D’ou peut-être cette tendance à dire n’importe quoi, manière un peu perverse de me sentir intelligent. Mais après tout j’étais au Point s’il y a bien un lieu où j’avais le devoir d’être libéral, c’était ici.

J’en étais là, la tête un peu liquide — on m’avait demandé pour finir quel était pour moi le plus grand européen d’aujourd’hui et j’avais répondu Ribéry — quand j’ai lu dans le métro un texte du site Lundi Matin, paru au printemps dernier, sur les intellectuels d’ambiance : j’avais probablement besoin, comme d’un contre-poison, d’un peu de radicalité politique. 

Il est bien entendu problématique que j’aie ce type de rapport à l’extrême-gauche, que j’envisage comme une sorte de loisir, de délassement intellectuel, d’expérience esthétique : je suis trop facile à ambiancer sans doute pour n’être pas moi-même du côté des ambianceurs. 

Après tout l’extrême-gauche pouvait bien me trouver décoratif si c’est comme cela aussi que je l’utilisais moi-même. Le seul texte de Julien Coupat qui m’ait ainsi véritablement marqué, c’était le récit de son interpellation, le meilleur incipit de polar français que j’ai jamais lu : “une nuit des hommes lourdement armés ont débarqué chez moi.”

Laissant là ces considérations dialectiques et ma mauvaise conscience, j’ai entamé ma lecture du pamphlet de Nicolas Vieillescazes : “Entre les attentats de janvier 2015 et Nuit debout, une nouvelle catégorie d’intellectuel est apparue : l’ambianceur ou l’intellectuel d’ambiance.
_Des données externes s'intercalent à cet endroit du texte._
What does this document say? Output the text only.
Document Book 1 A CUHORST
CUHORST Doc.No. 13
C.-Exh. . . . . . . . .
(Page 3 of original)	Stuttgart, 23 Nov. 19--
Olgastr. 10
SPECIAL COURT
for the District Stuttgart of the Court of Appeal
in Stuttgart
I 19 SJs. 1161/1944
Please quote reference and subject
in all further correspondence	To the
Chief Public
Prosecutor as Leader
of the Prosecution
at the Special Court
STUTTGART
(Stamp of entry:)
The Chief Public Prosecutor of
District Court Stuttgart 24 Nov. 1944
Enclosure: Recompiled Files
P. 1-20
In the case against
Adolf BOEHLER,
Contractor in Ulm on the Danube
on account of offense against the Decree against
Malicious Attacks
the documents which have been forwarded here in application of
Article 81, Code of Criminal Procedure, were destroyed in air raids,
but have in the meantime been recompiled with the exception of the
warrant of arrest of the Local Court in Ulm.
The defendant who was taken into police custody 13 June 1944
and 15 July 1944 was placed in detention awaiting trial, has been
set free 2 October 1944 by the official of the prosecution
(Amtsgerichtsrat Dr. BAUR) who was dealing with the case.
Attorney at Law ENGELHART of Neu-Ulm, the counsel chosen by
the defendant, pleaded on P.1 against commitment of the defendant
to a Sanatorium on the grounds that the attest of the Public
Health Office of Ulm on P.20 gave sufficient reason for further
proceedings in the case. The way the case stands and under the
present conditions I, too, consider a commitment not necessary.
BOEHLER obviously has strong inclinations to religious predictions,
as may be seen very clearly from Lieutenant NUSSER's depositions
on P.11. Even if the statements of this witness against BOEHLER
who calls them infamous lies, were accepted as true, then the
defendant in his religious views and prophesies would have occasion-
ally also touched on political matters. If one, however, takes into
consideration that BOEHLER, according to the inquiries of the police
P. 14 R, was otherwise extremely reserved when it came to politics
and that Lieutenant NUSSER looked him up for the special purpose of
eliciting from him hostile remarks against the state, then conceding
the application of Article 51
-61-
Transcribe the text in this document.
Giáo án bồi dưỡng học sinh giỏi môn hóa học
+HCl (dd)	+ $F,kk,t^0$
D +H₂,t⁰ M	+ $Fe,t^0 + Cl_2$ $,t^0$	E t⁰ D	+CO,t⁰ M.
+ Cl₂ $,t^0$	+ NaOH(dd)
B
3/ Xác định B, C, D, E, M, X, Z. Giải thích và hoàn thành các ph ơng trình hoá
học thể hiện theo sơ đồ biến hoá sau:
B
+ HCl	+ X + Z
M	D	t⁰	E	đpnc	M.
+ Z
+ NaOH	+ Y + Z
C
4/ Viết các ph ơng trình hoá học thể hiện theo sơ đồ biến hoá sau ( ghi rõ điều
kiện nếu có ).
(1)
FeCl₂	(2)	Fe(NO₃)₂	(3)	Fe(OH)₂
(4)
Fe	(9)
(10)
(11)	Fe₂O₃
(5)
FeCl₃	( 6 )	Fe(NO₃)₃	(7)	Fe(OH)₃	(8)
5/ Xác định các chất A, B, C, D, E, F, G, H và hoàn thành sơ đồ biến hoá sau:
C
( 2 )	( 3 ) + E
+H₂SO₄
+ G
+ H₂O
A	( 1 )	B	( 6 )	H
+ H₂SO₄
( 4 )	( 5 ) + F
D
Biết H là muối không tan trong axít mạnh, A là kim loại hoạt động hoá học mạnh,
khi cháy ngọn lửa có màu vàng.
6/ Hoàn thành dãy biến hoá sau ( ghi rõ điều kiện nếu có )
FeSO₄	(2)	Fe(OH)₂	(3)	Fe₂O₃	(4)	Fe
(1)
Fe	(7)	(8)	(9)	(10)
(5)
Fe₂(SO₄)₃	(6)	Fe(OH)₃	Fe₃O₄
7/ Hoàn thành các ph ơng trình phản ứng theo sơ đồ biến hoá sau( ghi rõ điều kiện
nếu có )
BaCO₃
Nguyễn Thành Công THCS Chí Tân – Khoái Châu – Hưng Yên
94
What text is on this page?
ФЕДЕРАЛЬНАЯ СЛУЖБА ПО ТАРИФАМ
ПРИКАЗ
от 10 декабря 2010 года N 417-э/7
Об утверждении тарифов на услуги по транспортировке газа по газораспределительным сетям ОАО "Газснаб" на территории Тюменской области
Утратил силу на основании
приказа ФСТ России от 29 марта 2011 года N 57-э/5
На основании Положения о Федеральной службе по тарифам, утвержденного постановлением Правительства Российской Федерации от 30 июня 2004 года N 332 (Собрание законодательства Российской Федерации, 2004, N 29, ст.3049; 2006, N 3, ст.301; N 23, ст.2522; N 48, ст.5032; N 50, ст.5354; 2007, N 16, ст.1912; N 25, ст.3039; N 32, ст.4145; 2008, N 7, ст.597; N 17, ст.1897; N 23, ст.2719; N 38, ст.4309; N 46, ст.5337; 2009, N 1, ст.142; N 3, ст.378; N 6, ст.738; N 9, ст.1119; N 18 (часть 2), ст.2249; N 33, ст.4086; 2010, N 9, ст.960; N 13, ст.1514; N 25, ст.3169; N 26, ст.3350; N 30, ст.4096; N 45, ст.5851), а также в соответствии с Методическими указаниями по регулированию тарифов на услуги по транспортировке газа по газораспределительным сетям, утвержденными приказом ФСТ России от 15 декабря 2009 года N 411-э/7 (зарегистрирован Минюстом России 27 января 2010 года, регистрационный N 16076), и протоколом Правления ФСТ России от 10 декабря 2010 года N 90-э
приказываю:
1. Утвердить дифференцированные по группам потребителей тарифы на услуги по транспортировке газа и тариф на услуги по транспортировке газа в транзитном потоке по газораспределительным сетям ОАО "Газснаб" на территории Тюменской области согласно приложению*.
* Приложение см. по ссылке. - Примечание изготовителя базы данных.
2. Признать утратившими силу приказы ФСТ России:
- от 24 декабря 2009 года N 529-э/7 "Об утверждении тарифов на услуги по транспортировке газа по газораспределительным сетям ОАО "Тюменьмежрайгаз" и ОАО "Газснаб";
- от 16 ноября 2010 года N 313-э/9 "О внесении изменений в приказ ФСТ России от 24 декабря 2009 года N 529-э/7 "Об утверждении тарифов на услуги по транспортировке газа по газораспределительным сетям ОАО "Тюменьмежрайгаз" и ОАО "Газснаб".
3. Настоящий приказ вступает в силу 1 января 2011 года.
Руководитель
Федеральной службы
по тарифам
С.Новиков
Il occupe déjà une place significative au sein du milieu culturel, où il diffuse quelque chose s’apparentant à de la radicalité politique, mais avec la plus grande douceur et, surtout, sans donner le moindre contenu affirmatif à ses propos.” 

C’était assez bien vu. Ni tout à fait intellectuel critique, ni simple suppôt du pouvoir, l’intellectuel d’ambiance est celui qui élargit le champ, qui l’élargit si démesurement, que tout en est très vite noyé. Les exemples qu’en donne Viellescazes, puisé chez Patrick Boucheron et Marielle Macé,  sont particulièrement cruels, entre l’un qui répète qu’il va falloir prendre la mesure des attentats de 2015, mais dont “nous ne savons pas où il en est de sa réflexion. Nous avions pris date mais, depuis, de nombreux autres événements ont sollicité son attention, tout récemment encore, l’incendie de Notre-Dame de Paris”. Et l’autre dont la pensée est méchamment ramenée à sa mécanique incantatoire : “Comment entendre […] le discours de l’eau – et notamment ce que le silence terrifiant de la Méditerranée a bel et bien à dire ? Il suffit peut-être de l’interroger, de l’inviter à comparaître. Par exemple à comparaître au procès en responsabilité des vies perdues sur nos côtes, qu’il faudra bien tenir un jour.”  “En attendant que la Méditerranée comparaisse devant la CPI, on pourra lui suggérer de porter plainte pour euphémisation” lui réplique Viellescazes. 

Et soudain, moi pour qui le génie comique d’un Lordon m’est encore plus étranger que celui de Coluche, j’ai éclaté de rire. Et sincèrement, je n’aurais pas cru que l’extrême-gauche saurait me faire cet effet un jour, comme avec cet autre aphorisme digne de La Bruyère : “Dès lors, il est possible de faire l’éloge du comité invisible, de vanter l’action des collectifs militants sur les ZAD, à Calais et ailleurs, tout en votant Macron aux deux tours de la présidentielle.” Je ne dis pas que c’est ce que j’ai fait, mais j’ai bien écrit une pièce sur Calais, et la pique n’était pas loin de m’atteindre.

Il m’a fallu un véritable sursaut dialectique pour me départir de cette situation désagréable : je me fondais peut-être un peu trop au décor, mais en attendant, celui-ci craquait de partout, et ce qu’on voyait reparaître au loin, c’était le fantôme du marxisme — et son passage problématique, benjaminien, de philosophie de l’histoire à celui d’esthétique : son passage de l’hégémonie intellectuelle au dandysme, autre nom de son glissement vers l’extrême-gauche, et unique mode sous lequel il pouvait sans doute me revenir.